Can you explain the difference between EC and PPM testing meters? Is one better than another for measuring out my fertilizer, or does it really matter what system I use?
So and So,
Somewhere out There.
Hello So and So,
Let’s start with the definitions of each abbreviation. EC stands for Electrical Conductivity. An EC meter passes a current of electricity through the nutrient solution, and then the resistance of the current is calculated. EC is more commonly used in Europe than in the U.S.
PPM stands for Parts Per Million. Imagine having a bowl with a million molecules in it. The majority of the molecules are water, but mixed into the batch are four hundred assorted nutrient salt molecules which gives you have a four hundred parts per million, or 400 PPM. This is a very simple way of looking at it.
Here’s where things get a bit funny: the meters that measure PPM initially use EC to determine the resistance of those salts and then convert that number into PPM. To muddle things up a bit more PPM meters can be set to different measurement ratios (commonly 0.5 and 0.7).
If you had two meters set to the two different ratios and you tested the same batch of fertilizer mix you would get two different PPM numbers. When using a PPM meter it’s best to keep it calibrated the same way all the time and just use that one setting.

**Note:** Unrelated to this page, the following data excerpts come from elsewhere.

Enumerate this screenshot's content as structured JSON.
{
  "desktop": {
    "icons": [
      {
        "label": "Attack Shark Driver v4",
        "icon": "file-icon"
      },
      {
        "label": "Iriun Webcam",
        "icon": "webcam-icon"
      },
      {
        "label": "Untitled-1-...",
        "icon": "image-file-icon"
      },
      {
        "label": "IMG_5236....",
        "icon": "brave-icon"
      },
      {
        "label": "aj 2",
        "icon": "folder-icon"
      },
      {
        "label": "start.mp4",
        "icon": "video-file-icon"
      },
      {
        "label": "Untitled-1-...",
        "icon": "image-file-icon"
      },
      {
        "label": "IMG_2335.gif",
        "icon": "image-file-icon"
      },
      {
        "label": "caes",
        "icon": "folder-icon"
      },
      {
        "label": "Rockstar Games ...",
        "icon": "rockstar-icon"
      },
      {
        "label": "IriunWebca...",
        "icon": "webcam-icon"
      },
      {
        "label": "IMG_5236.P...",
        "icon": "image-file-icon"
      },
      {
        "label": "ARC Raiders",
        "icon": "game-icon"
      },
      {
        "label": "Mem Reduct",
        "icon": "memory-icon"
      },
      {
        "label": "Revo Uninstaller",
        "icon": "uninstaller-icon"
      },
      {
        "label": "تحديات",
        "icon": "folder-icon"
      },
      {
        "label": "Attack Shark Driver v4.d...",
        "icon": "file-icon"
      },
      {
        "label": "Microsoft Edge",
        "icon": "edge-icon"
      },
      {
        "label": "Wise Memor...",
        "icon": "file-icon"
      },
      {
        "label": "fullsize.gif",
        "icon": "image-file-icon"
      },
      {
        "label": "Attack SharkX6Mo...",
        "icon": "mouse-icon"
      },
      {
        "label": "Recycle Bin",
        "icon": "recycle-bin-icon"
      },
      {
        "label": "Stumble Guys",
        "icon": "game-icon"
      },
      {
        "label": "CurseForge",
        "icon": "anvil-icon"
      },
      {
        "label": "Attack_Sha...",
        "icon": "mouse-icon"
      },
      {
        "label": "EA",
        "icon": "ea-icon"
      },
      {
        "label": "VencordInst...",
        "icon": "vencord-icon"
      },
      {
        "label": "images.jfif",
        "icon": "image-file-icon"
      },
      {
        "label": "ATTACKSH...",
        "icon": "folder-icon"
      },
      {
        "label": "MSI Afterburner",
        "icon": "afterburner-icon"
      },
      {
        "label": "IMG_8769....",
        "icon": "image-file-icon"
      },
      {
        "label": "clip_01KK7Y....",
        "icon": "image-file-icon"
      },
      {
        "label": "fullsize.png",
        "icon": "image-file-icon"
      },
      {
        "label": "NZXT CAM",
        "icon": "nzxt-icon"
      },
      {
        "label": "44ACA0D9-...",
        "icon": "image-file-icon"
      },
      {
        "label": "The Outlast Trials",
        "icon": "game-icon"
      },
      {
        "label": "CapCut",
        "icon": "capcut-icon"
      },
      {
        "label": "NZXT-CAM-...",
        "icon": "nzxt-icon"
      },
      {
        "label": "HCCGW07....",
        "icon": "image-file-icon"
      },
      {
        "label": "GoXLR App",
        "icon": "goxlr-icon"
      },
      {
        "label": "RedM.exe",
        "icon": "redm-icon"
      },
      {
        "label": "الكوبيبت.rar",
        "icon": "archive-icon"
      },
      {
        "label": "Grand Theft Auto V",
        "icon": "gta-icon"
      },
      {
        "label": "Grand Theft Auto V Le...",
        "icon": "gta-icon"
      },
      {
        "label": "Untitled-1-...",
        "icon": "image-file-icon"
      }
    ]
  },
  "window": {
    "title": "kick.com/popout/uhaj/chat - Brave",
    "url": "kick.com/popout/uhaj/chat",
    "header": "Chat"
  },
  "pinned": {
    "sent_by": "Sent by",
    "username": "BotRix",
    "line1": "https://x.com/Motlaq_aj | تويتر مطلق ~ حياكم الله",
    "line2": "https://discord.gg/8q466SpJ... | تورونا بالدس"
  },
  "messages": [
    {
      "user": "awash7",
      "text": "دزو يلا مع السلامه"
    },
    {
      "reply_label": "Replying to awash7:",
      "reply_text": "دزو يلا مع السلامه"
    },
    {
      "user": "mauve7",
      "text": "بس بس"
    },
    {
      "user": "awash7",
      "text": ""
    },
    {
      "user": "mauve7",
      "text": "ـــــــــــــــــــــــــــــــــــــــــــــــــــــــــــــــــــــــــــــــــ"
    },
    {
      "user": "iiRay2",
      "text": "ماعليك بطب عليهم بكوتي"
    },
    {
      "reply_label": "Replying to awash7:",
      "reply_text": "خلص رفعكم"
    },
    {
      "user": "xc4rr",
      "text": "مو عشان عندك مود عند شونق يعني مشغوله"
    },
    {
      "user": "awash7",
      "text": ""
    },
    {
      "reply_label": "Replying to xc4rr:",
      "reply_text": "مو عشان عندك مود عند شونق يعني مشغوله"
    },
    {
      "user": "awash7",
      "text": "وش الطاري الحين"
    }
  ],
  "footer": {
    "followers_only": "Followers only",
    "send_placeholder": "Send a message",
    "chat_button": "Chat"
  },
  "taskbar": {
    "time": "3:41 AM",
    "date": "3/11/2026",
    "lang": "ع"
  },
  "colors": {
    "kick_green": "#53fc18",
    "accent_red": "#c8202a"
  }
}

That’s the easiest thing to do when you are only dealing with your own grow, but once you start talking to other growers and you don’t know what setting they have used, you could be discussing wildly different mixing ratios and get very confused with each other.
Whatever setting is used, PPM meters get the nutrient mix numbers in the ballpark and generally speaking, that’s good enough.
If I was being purely logical I would say go with the EC system. The meters cost more, but the numbers will be universal and not as open to silly mistakes. However, I cut my teeth with the PPM system and kept my meter faithfully set to 0.5. Which means that when I think of mixing nutrients I think in PPM, but that’s just me. Long story short: once you pick a system, try and stick to it. If you wind up hating it for some reason you could always switch to the other and see if it’s a better fit.
I hope this didn’t make things worse for you.